Planning for a new On-Call Scheduling system needs to include more than the cut-and-dried process and timeline to accomplish tasks. The people-factor can have a huge impact on the success of your project!
In a continuation of the previous article, here is the rest of the most common causes of change resistance.
6.) Fear of incompetence. Change can make people feel stupid. Establish training hours Schedulers and increase support for Providers during the implementation, but make it clear they will face change wherever they go. Deep down some may worry their skills are becoming obsolete or simply feeling overwhelmed. Supply time, peer-mentors, and a period of overlap running the old and new systems simultaneously for a brief period of time to ease the transition. However, establish a reasonable deadline and KEEP IT!
7.) More Work. Change is indeed more work, but only temporarily. Those closest to the beginning of implementation often feel overloaded at first due to the inevitable glitches in the middle of change. Ever heard of “Kanter’s Law”? “Everything can look like a failure in the middle”. Keep the initial group using the new on-call system small, and composed of “techie doctors” if you have them, at least until the kinks are worked out. Acknowledge the hard work of your Schedulers by allowing them some block-time to focus exclusively on training and implementation. Perhaps release them from some other duties if they can be delegated. After the change is in place and becomes part of the new routine, work-flow will pick up again. Once the kinks are worked out, and after an in-house training session, peer-mentors can show the other Providers how to do things.
8.) Departmental Disruption. It’s easy to concentrate on the Providers, since they are the ones being scheduled for on-call, and all other schedules must be determined after it is in place. Providers are front-and-center affected by changing the on-call scheduling process. However, change can affect other departments and they may push back, feeling they had nothing to do with the changes that are now interfering with their own work. These departments should be included and made aware of the changes early so they know what’s coming, and then work with them to minimize disruption.
9.) Legacy Systems. Establish your priorities and be firm about your deadlines or goals.

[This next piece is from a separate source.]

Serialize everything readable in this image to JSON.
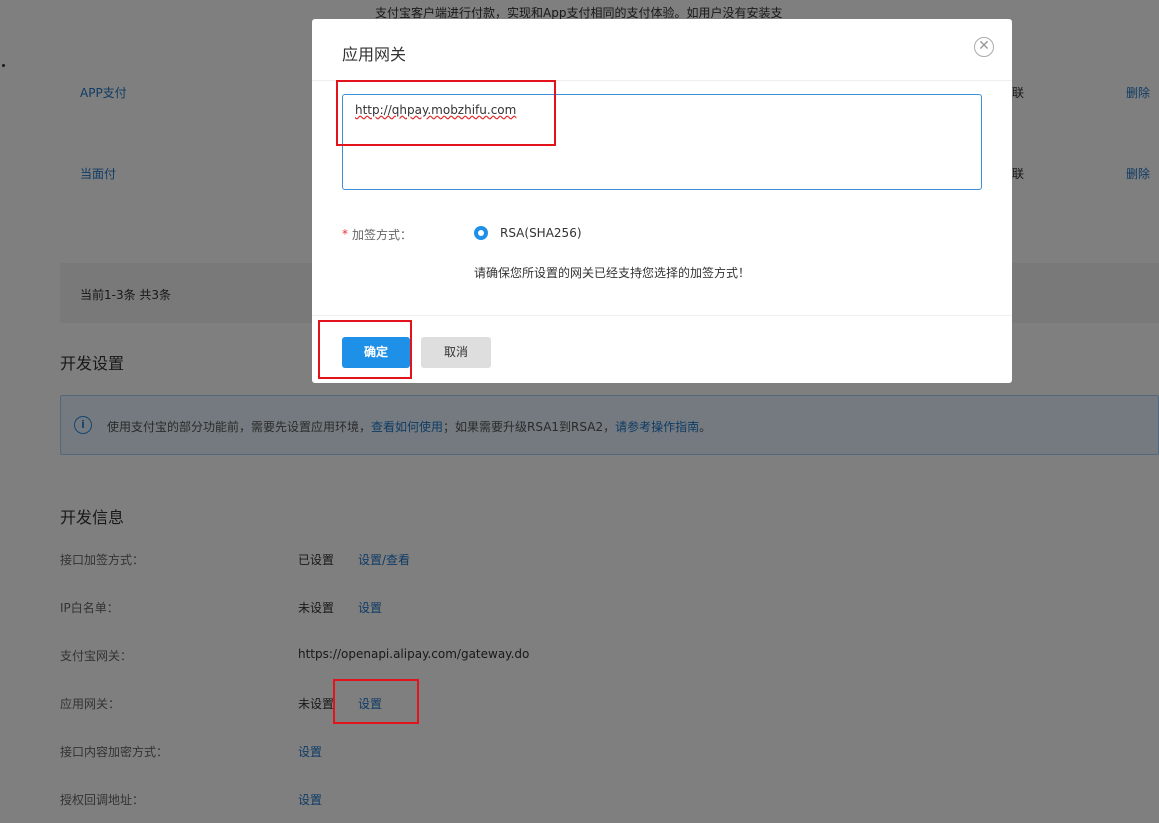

Be selective about short-term use of older solutions and definite about when those processes will end, say in three months. The initial reaction from some may be that the new system won’t help their specific department, it’s “all for the doctors”, or “all for the hospital”. Focus on the positive aspects of change, engage those people who may reject it early and often, and be consistent.
10.) Sleeping Dogs. Have you been letting “sleeping dogs lie” regarding old resentments? As soon as you need cooperation, sometimes old resentments may be renewed, be it between Providers, inter-departmental issues, or between newly merged groups. Beware of tit-for-tat and consider gestures to heal the past before moving into the future.
Sometimes change is resisted because the new On-Call process really cannot replace the old one effectively. As long as everyone involved is honest, transparent, and making an earnest effort, the feedback can be helpful in improving the fit of new technology, or deciding it’s a “no go”. You may find the “no go” is really “not yet” and once the in-house issues are settled you will be ready to take another look at automated on-call scheduling software.
Helping people transition through change is a key step in planning and implementing any good on-call scheduling solution. Make time to do it properly to ensure your success.